Creato per Matthew Dibble, danzatore storico della Tharp, il pezzo gioca sulla contemporaneità di variazioni coreografiche intrecciate con viva mobilità strutturale. Una serata che riporta in scena un formidabile mix di stili che è ormai classico della modernità.

Altro il discorso per Brown. Lucida pioniera del postmodern nei Sessanta e Settanta, danzatrice e coreografa dalle collaborazioni feconde con artisti come Robert Rauschenberg, John Cage, Alvin Curran, Laurie Anderson, Brown è stata autrice di cicli spartiacque per modalità di creazione, come gli equipments piecese le accumulations, stimolando il pubblico con interventi sulla città come le famose camminate sulle pareti dei grattacieli di New York, per poi riappropriarsi dello spazio teatrale con pezzi firma come Set and Reset del 1983, su musica di Laurie Anderson,nonché del virtuosismo e della musica di tradizione in capolavori come Musical Offering, M.O. del 1995 su Bach, o come L’Orfeo da Monteverdi. A Venezia, al Teatro alle Tese, in scena quattro titoli che, attraversando la storia di Trisha, da Planes del 1968 a For M.G.: The Movie del 1991, ancora oggi sospingono verso la ricerca.
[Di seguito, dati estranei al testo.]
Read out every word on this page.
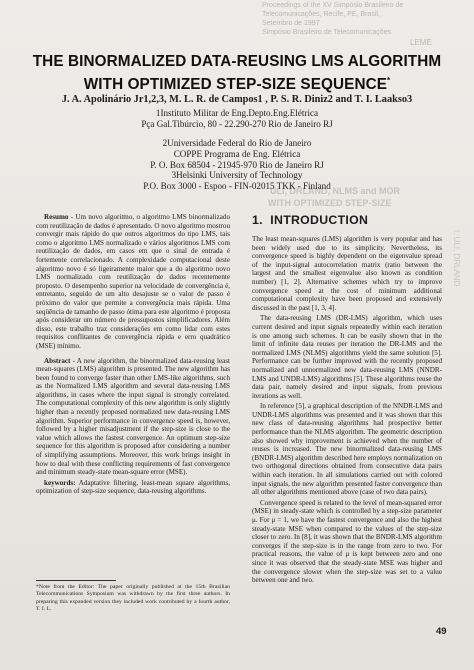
Proceedings of the XV Simpósio Brasileiro de
Telecomunicações, Recife, PE, Brasil,
Setembro de 1997
Simpósio Brasileiro de Telecomunicações
LEME
ULI, DRLAND, NLMS and MOR
WITH OPTIMIZED STEP-SIZE
I. ULI, DRLAND
THE BINORMALIZED DATA-REUSING LMS ALGORITHM
WITH OPTIMIZED STEP-SIZE SEQUENCE*
J. A. Apolinário Jr1,2,3, M. L. R. de Campos1 , P. S. R. Diniz2 and T. I. Laakso3
1Instituto Militar de Eng.Depto.Eng.Elétrica
Pça Gal.Tibúrcio, 80 - 22.290-270 Rio de Janeiro RJ
2Universidade Federal do Rio de Janeiro
COPPE Programa de Eng. Elétrica
P. O. Box 68504 - 21945-970 Rio de Janeiro RJ
3Helsinki University of Technology
P.O. Box 3000 - Espoo - FIN-02015 TKK - Finland

Resumo - Um novo algoritmo, o algoritmo LMS binormalizado com reutilização de dados é apresentado. O novo algoritmo mostrou convergir mais rápido do que outros algoritmos do tipo LMS, tais como o algoritmo LMS normalizado e vários algoritmos LMS com reutilização de dados, em casos em que o sinal de entrada é fortemente correlacionado. A complexidade computacional deste algoritmo novo é só ligeiramente maior que a do algoritmo novo LMS normalizado com reutilização de dados recentemente proposto. O desempenho superior na velocidade de convergência é, entretanto, seguido de um alto desajuste se o valor de passo é próximo do valor que permite a convergência mais rápida. Uma seqüência de tamanho de passo ótima para este algoritmo é proposta após considerar um número de pressupostos simplificadores. Além disso, este trabalho traz considerações em como lidar com estes requisitos conflitantes de convergência rápida e erro quadrático (MSE) mínimo.

Abstract - A new algorithm, the binormalized data-reusing least mean-squares (LMS) algorithm is presented. The new algorithm has been found to converge faster than other LMS-like algorithms, such as the Normalized LMS algorithm and several data-reusing LMS algorithms, in cases where the input signal is strongly correlated. The computational complexity of this new algorithm is only slightly higher than a recently proposed normalized new data-reusing LMS algorithm. Superior performance in convergence speed is, however, followed by a higher misadjustment if the step-size is close to the value which allows the fastest convergence. An optimum step-size sequence for this algorithm is proposed after considering a number of simplifying assumptions. Moreover, this work brings insight in how to deal with these conflicting requirements of fast convergence and minimum steady-state mean-square error (MSE).

keywords: Adaptative filtering, least-mean square algorithms, optimization of step-size sequence, data-reusing algorithms.

*Note from the Editor: The paper originally published at the 15th Brazilian Telecommunications Symposium was withdrawn by the first three authors. In preparing this expanded version they included work contributed by a fourth author, T. I. L.
1. INTRODUCTION

The least mean-squares (LMS) algorithm is very popular and has been widely used due to its simplicity. Nevertheless, its convergence speed is highly dependent on the eigenvalue spread of the input-signal autocorrelation matrix (ratio between the largest and the smallest eigenvalue also known as condition number) [1, 2]. Alternative schemes which try to improve convergence speed at the cost of minimum additional computational complexity have been proposed and extensively discussed in the past [1, 3, 4].

The data-reusing LMS (DR-LMS) algorithm, which uses current desired and input signals repeatedly within each iteration is one among such schemes. It can be easily shown that in the limit of infinite data reuses per iteration the DR-LMS and the normalized LMS (NLMS) algorithms yield the same solution [5]. Performance can be further improved with the recently proposed normalized and unnormalized new data-reusing LMS (NNDR-LMS and UNDR-LMS) algorithms [5]. These algorithms reuse the data pair, namely desired and input signals, from previous iterations as well.

In reference [5], a graphical description of the NNDR-LMS and UNDR-LMS algorithms was presented and it was shown that this new class of data-reusing algorithms had prospective better performance than the NLMS algorithm. The geometric description also showed why improvement is achieved when the number of reuses is increased. The new binormalized data-reusing LMS (BNDR-LMS) algorithm described here employs normalization on two orthogonal directions obtained from consecutive data pairs within each iteration. In all simulations carried out with colored input signals, the new algorithm presented faster convergence than all other algorithms mentioned above (case of two data pairs).

Convergence speed is related to the level of mean-squared error (MSE) in steady-state which is controlled by a step-size parameter μ. For μ = 1, we have the fastest convergence and also the highest steady-state MSE when compared to the values of the step-size closer to zero. In [8], it was shown that the BNDR-LMS algorithm converges if the step-size is in the range from zero to two. For practical reasons, the value of μ is kept between zero and one since it was observed that the steady-state MSE was higher and the convergence slower when the step-size was set to a value between one and two.

49
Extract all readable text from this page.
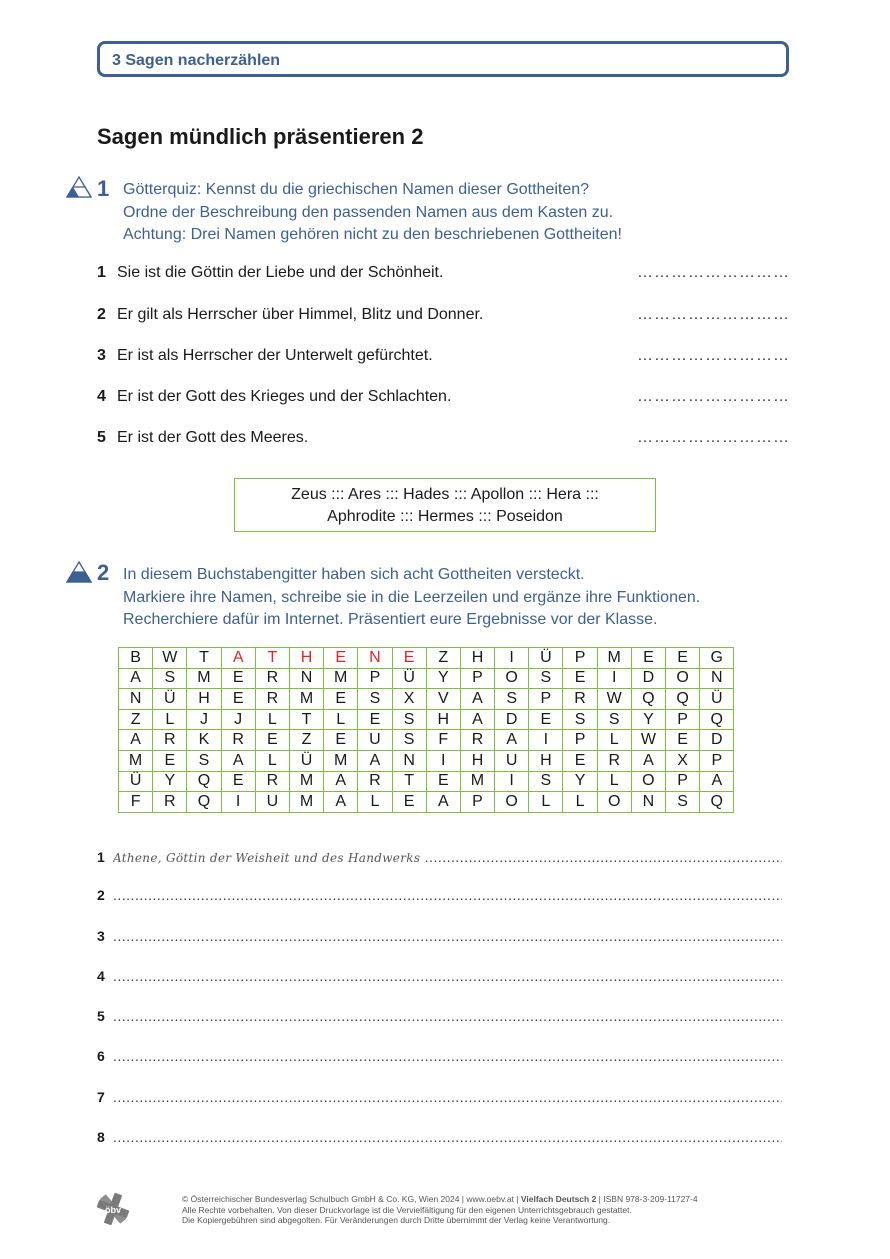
3 Sagen nacherzählen
Sagen mündlich präsentieren 2
1 Götterquiz: Kennst du die griechischen Namen dieser Gottheiten?
Ordne der Beschreibung den passenden Namen aus dem Kasten zu.
Achtung: Drei Namen gehören nicht zu den beschriebenen Gottheiten!
1 Sie ist die Göttin der Liebe und der Schönheit.	………………………
2 Er gilt als Herrscher über Himmel, Blitz und Donner.	………………………
3 Er ist als Herrscher der Unterwelt gefürchtet.	………………………
4 Er ist der Gott des Krieges und der Schlachten.	………………………
5 Er ist der Gott des Meeres.	………………………
Zeus ::: Ares ::: Hades ::: Apollon ::: Hera :::
Aphrodite ::: Hermes ::: Poseidon
2 In diesem Buchstabengitter haben sich acht Gottheiten versteckt.
Markiere ihre Namen, schreibe sie in die Leerzeilen und ergänze ihre Funktionen.
Recherchiere dafür im Internet. Präsentiert eure Ergebnisse vor der Klasse.
B	W	T	A	T	H	E	N	E	Z	H	I	Ü	P	M	E	E	G
A	S	M	E	R	N	M	P	Ü	Y	P	O	S	E	I	D	O	N
N	Ü	H	E	R	M	E	S	X	V	A	S	P	R	W	Q	Q	Ü
Z	L	J	J	L	T	L	E	S	H	A	D	E	S	S	Y	P	Q
A	R	K	R	E	Z	E	U	S	F	R	A	I	P	L	W	E	D
M	E	S	A	L	Ü	M	A	N	I	H	U	H	E	R	A	X	P
Ü	Y	Q	E	R	M	A	R	T	E	M	I	S	Y	L	O	P	A
F	R	Q	I	U	M	A	L	E	A	P	O	L	L	O	N	S	Q
1 Athene, Göttin der Weisheit und des Handwerks .....
2
.....
3
.....
4
.....
5
.....
6
.....
7
.....
8
.....
öbv
© Österreichischer Bundesverlag Schulbuch GmbH & Co. KG, Wien 2024 | www.oebv.at | Vielfach Deutsch 2 | ISBN 978-3-209-11727-4
Alle Rechte vorbehalten. Von dieser Druckvorlage ist die Vervielfältigung für den eigenen Unterrichtsgebrauch gestattet.
Die Kopiergebühren sind abgegolten. Für Veränderungen durch Dritte übernimmt der Verlag keine Verantwortung.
Planes del 1968, un equipment piece con visual design della stessa Brown e sound di Simone Forti, è un pezzo inossidabile. Una parete bianca con buchi regolari per arrampicarsi, un film, di Jud Yalkut, che riprende la città di New York dall’alto e altre visioni aeree, i corpi che sembrano volare nello spazio senza gravità: Yalkut: «un’indagine sui corollari tra lo spazio psichico e la fuga psichica della coscienza oltre la biosfera della Terra», un pezzo che oggi più che mai ci parla attraverso una visione che sfida le leggi della realtà del rapporto sempre più complicato tra l’uomo e il mondo.

Un matematico gioiello compositivo tra improvvisazione e scrittura, da far vedere e studiare ai giovani coreografi, è il quartetto Opal Loop del 1980, nonché l’assolo Locus del 1975, giocato su una sola frase di movimento relazionata a una matrice di punti esterni al corpo. Titoli istruttivi oltre che ipnotici.

Chiusura con For M.G.: The Movie del 1991, nato in memoria dell’amico Michel Guy, un pezzo meraviglioso per ricordarci quanto l’astrazione possa toccare le corde più intime con un accostamento di colori, con il fluire della dinamica, con il mistero da inseguire passo dopo passo di una scrittura superlativa del movimento. Trisha Brown non può più muoversi da New York, ma la sua arte è, lei sia presente o assente, da Leone d’Oro.